Norbert Müller leuchtet das aber nicht ein. Viele dieser Aufgaben, so der kinder- und jugendpolitische Sprecher der Linksfraktion zu »nd«, hätten schon vor 2013 bestanden, etwa der Kitaausbau, die Familienpflege oder die Vereinbarmachung von Kindern und Beruf. Die Stellenexplosion im Ministerium kurz vor der Bundestagswahl sei nicht durch die Aufstockung oder Initiierung einzelner Projekte zu erklären. Zumal etliche dieser Arbeiten gar nicht im Ministerium, sondern in nachgeordneten Behörden wie dem »Bundesamt für zivilgesellschaftliche Aufgaben« (BAFzA) anfielen, dem früheren Bundesamt für Zivildienst.
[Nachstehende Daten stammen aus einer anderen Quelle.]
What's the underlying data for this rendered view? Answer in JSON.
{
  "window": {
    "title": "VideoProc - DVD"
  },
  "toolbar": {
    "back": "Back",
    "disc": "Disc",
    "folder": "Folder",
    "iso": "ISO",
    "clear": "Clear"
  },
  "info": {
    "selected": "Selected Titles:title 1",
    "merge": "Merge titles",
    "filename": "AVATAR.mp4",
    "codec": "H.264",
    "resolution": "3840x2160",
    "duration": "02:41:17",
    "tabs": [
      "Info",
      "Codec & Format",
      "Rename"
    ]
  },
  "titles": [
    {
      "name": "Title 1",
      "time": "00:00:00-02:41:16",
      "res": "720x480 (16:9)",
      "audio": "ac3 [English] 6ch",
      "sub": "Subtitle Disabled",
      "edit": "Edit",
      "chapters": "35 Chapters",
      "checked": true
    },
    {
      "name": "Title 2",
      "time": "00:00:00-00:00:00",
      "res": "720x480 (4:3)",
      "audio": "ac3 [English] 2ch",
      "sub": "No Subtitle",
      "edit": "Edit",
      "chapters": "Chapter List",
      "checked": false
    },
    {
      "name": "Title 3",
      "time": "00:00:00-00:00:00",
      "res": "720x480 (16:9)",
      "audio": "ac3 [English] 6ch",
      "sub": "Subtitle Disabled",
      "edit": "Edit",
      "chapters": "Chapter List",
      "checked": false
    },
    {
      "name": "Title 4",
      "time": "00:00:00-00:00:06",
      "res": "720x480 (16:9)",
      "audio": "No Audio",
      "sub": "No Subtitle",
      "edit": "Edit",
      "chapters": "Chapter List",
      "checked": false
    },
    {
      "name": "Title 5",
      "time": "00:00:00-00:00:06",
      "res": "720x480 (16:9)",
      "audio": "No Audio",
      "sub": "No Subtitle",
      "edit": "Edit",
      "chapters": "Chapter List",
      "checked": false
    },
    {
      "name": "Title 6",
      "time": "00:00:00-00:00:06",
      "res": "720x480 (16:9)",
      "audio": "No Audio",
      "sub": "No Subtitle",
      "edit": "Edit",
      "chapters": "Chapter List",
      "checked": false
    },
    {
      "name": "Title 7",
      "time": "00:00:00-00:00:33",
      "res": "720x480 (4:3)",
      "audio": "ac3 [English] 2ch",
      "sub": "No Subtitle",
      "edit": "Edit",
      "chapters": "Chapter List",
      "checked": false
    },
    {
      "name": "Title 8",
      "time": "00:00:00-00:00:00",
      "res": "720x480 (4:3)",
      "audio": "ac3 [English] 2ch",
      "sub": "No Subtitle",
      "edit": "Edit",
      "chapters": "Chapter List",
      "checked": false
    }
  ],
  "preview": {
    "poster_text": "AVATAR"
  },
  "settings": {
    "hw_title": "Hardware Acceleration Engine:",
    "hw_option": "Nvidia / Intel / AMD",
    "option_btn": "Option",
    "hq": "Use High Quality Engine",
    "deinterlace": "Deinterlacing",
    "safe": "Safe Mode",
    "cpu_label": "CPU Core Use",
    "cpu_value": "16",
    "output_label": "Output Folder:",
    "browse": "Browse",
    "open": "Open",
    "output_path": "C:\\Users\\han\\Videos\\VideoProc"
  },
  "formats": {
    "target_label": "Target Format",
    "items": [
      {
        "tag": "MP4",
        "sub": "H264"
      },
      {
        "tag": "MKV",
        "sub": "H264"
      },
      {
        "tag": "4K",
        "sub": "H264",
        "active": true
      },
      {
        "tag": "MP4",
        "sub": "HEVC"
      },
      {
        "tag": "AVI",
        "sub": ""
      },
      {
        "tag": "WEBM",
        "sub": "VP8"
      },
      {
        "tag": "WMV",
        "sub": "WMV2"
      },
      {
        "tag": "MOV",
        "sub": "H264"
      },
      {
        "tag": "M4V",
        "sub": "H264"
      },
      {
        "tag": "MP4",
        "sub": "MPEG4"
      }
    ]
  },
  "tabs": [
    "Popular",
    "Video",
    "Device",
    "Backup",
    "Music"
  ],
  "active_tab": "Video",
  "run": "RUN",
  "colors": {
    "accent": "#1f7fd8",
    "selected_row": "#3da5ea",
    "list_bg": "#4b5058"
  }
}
Wehr- und Zivildienst sind seit 2011 ausgesetzt. Dennoch hat auch dieses Amt seit 2013 nicht weniger als 144 zusätzliche Vollzeitstellen erhalten. Auch hier entstanden 105 dieser Stellen in den vergangenen anderthalb Jahren. Von 2013 bis 2018 sind im BAFzA die Personalmittel um 61 Prozent gestiegen - von 38,6 Millionen auf 61,4 Millionen Euro. Dass »nur« 144 neue Stellen für eine solche Steigerung sorgen, lässt sich als Indiz dafür werten, dass die neuen Jobs zudem recht hoch dotiert sind.
Für Müller riecht all das nach Versorgungsmaßnahmen für Gefolgsleute. »Zusätzliche Aufgaben erfordern zusätzliches Personal, das steht außer Frage«, sagt er. Doch lege dieser »Personalaufwuchs unmittelbar vor der Wahl den Verdacht nahe, dass hier Parteigenossen auf hoch bezahlten Stellen untergebracht worden sind. Ich erwarte Aufklärung von Ministerin Katharina Barley.«
Das alles ärgert Müller insbesondere vor dem Hintergrund chronischen Geldmangels in etlichen Arbeitsbereichen des Ministeriums. So könne in der Jugendverbandsarbeit schon ein mittlerer einstelliger Millionenbetrag wahre Wunder wirken.
Auch Experten wie Michael Klundt, Professor für Kinderpolitik an der Hochschule Magdeburg-Stendal, sind erstaunt. »Sollte sich bewahrheiten, dass hier parteipolitische Personalpolitik gemacht worden ist, ist das ein Skandal«, sagt er zu »nd«. Es sei »wenig hilfreich, das Ministerium auszubauen, wenn vor Ort die Strukturen für Kinder und Jugendliche gekürzt werden«. Man sei gut beraten, »hier Transparenz zu schaffen«.